The New South Wales Court of Appeal (Sheller J.A., Samuels A.J.A., Kirby P. dissenting) declined to adopt that approach,
characterising it as one which was tantamount to the adoption of the concept of community of property, the legislature having
taken no action to introduce that concept.80

One problem still persists. Indeed, it has gained an extra dimension now that unconscionable conduct/unjust enirchment can
generate a remedial constructive trust. So long as breach of fiduciary duty was the exclusive progenitor of the trust it was
possible to say that a plaintiff who reposed trust and confidence in the fiduciary should enjoy priority over general creditors, who
did not repose such trust and confidence in their debtor and dealt with the debtor at arm's length.81 But what is the justification
when there is no fiduciary duty and a plaintiff's claim rests on mistake or some form of compulsion? Maddaugh and McCamus
suggest that the justification is to be found in the circumstances that such a plaintiff has not had the opportunity to investigate
the debtor and to assume the risk of his insolvency.82 Gummow J. has questioned the adequacy of that response.83

Indeed, the impact upon general creditors of proprietary relief and equitable interests not registered as charges has been
recognised as a concern in other contexts as equity intrudes into the commercial world via the Quistclose trust and the Romalpa
clause and as the substantive principles of equity and the common law converge.84

Estoppel
In Australia at least, estoppel provides a striking example of the convergence of common law and equitable doctrine. Estoppel,
with its various subdivisions, each entailing its own criteria and legal consequences, testifies to the historical and piecemeal
fashion in which the principles of judge-made law have developed over the centuries.

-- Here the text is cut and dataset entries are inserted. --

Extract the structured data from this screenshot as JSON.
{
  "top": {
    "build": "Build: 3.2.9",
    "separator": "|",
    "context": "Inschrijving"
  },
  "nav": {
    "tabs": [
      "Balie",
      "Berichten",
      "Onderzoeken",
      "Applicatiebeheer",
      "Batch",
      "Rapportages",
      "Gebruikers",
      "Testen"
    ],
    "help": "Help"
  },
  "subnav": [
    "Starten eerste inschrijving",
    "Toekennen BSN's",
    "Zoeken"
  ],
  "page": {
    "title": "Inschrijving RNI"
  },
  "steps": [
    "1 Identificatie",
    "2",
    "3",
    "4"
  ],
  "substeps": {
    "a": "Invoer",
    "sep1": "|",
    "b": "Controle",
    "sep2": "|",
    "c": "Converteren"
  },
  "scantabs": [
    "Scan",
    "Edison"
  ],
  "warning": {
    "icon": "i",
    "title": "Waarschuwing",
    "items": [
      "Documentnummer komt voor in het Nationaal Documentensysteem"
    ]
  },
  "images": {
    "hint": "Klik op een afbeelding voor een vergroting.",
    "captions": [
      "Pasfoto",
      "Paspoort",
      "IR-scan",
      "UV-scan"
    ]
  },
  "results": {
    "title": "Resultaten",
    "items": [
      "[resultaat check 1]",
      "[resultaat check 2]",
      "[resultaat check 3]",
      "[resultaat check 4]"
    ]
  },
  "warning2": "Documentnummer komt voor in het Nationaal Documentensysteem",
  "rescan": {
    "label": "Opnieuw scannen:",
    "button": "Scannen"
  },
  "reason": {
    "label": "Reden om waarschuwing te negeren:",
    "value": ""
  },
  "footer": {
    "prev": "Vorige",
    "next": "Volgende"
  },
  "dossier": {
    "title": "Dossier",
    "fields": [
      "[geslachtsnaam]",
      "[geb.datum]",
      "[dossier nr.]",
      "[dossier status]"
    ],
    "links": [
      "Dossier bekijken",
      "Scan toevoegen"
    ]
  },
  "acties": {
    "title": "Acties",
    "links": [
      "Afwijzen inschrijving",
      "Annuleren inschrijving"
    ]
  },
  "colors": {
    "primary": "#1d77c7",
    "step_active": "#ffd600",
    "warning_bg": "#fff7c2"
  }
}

In a series of decisions we have sought
to eliminate some of the distinctions, to bring greater unity to the law of estoppel and to recog *L.Q.R. 254 nise that the
principles are an important part of our substantive law. Here again the concept of unconscionability has been at the heart of
the doctrinal refinements which have been made.

That concept played a large part in the acceptance of the doctrine of promissory estoppel and its application to a voluntary
promise in circumstances in which a departure from the assumptions on which the transaction was based would be
unconscionable.85 In cases where there is an executory promise to do something, the unconscionable conduct may have its
origin in the encouragement of an assumption that the promise will be fulfilled, and reliance by the promisee to his or her
detriment to the knowledge of the promisor. Or it may have its origin in the reasonable expectation on the part of the promisor
that the promise will induce action or forbearance in circumstances where injustice can only be avoided by holding the promisor
to the promise. The next step was to eliminate the difference between the attitude of equity (promissory estoppel) and that of
the common law towards a representation or mistaken assumption as to future conduct. That difference, which I have always
found difficult to justify, was resolved by saying that a representation or mistaken assumption as to future as well as to present
conduct will found an estoppel.86

These developments set the stage for Commonwealth v. Verwayen 87 which, notwithstanding the unfortunate diversity of opinion
expressed in the judgments, in some respects confirmed the advances previously made. The result of the decision was that the
Commonwealth was precluded from disputing its liability to the plaintiff for damages for negligence arising out of a collision
between warships, the Commonwealth having previously admitted liability on the pleadings and having stated both before and
after the institution of proceedings that its policy was not to contest liability. It later obtained leave to amend its defence so as to
rely upon a contention that it owed no duty of care and upon a limitations defence. There was substantial expression of support,
if not majority support, for the view that an estoppel, certainly an equitable estoppel, does not necessarily entitle the party in
whose favour the estoppel operates to the making good of the assumption on which the estoppel is founded. The remedy is
rather to effect the minimum equity needed to avoid the relevant detriment, that is, the detriment occasioned by reliance on the
promise. There is a need for proportionality between the remedy and the detriment which the estoppel seeks to avoid.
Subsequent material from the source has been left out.